I walked the rest of the way to the spring. It was not too far. The water is cool at this well and I jumped it with great relish. It was at Bir Mattar that I met the watermelon lady, a grand figure in her Bahariya dress with its delicate gold, orange and red cross-stitch embroidery. She also had one of the biggest nose rings I had ever seen. I had not seen many, but this one was huge. She was full of life and had dozens of questions for us. Nor was she afraid to approach the men in our group. She mingled with all of us. We asked questions and she was happy to answer. When I asked her how she pierced
her nose, she dug under her dress into the many layers of clothing and, from some hidden treasure chest, produced a gleaming steel needle.
I wanted to take her photo. She agreed provided I would let her
pierce my nose. I was tempted. She kept coming toward me with her needle. I kept pulling away laughing. She charged. I backed up. She charged again. I jumped into the spring. The men in our group kept encouraging her and I finally told one of them that if he bought me a diamond to insert in the hole in my nose, I would pierce it.

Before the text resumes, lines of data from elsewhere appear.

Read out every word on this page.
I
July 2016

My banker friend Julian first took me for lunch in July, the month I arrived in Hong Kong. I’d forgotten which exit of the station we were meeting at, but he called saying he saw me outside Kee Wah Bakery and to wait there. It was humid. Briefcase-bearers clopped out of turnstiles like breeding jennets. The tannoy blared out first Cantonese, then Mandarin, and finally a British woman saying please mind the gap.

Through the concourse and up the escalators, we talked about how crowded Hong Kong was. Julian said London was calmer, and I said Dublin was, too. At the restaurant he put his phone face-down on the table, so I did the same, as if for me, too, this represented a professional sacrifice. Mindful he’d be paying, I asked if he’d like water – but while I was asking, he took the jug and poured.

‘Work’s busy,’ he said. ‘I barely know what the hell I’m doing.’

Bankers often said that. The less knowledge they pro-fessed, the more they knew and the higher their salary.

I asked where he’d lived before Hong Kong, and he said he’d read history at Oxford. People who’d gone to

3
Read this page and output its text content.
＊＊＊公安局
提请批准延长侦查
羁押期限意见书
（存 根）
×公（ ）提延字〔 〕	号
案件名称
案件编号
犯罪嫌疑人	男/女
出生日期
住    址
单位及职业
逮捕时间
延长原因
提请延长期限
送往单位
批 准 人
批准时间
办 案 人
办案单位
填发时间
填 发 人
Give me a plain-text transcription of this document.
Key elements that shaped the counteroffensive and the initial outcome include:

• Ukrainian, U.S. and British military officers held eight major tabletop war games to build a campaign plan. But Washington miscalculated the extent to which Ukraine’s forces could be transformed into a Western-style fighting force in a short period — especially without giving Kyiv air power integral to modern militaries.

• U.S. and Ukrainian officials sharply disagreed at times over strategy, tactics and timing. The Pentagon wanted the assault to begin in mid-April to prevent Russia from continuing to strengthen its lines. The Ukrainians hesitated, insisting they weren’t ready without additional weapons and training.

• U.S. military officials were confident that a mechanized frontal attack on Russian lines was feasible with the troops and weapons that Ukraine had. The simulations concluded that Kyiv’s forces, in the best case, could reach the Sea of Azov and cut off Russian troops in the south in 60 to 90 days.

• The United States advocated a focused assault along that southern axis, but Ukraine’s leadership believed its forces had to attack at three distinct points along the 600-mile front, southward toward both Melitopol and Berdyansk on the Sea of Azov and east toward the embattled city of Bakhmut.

He did not, and I did not.
It is unlikely that any foreigners have been to Mandisha in quite a
while. I felt like that great 19th century explorer Giovanni Belzoni. He came to Bahariya in May of 1819 and was the first of the European explorers to do so. He thought he was in Siwa, and that the triumphal arch at Qasr was the Temple of the Oracle. He kept taking notes, and every night, they would disappear. He looked everywhere for them but could not find them. Then he discovered that his servant was selling them as magical texts to ward off the evil eye!
As good guests should, we had brought tea and sugar and a great honey-saturated, nut-filled kunafa (shredded wheat) from Cairo. We also had a few bon-bons for the children. We had not been as foolish as that great German explorer Gerhard Rohlfs who announced his arrival in Farafra Oasis in 1873 by shooting off guns and exploding fireworks and scaring everyone out of their wits. We were welcomed, and honoured. So honoured, that on our last day the village poet came into the garden where we were eating breakfast and spoke of our adventures in Bahariya. I wish I could have understood what he said. It is unlikely that it was ever written. But it is possible that it has survived in oral tradition. I have been into the desert many times in the intervening years but have never thought to ask whether they knew a story of an American woman draped in a tarha who was dumped by a donkey in the sand.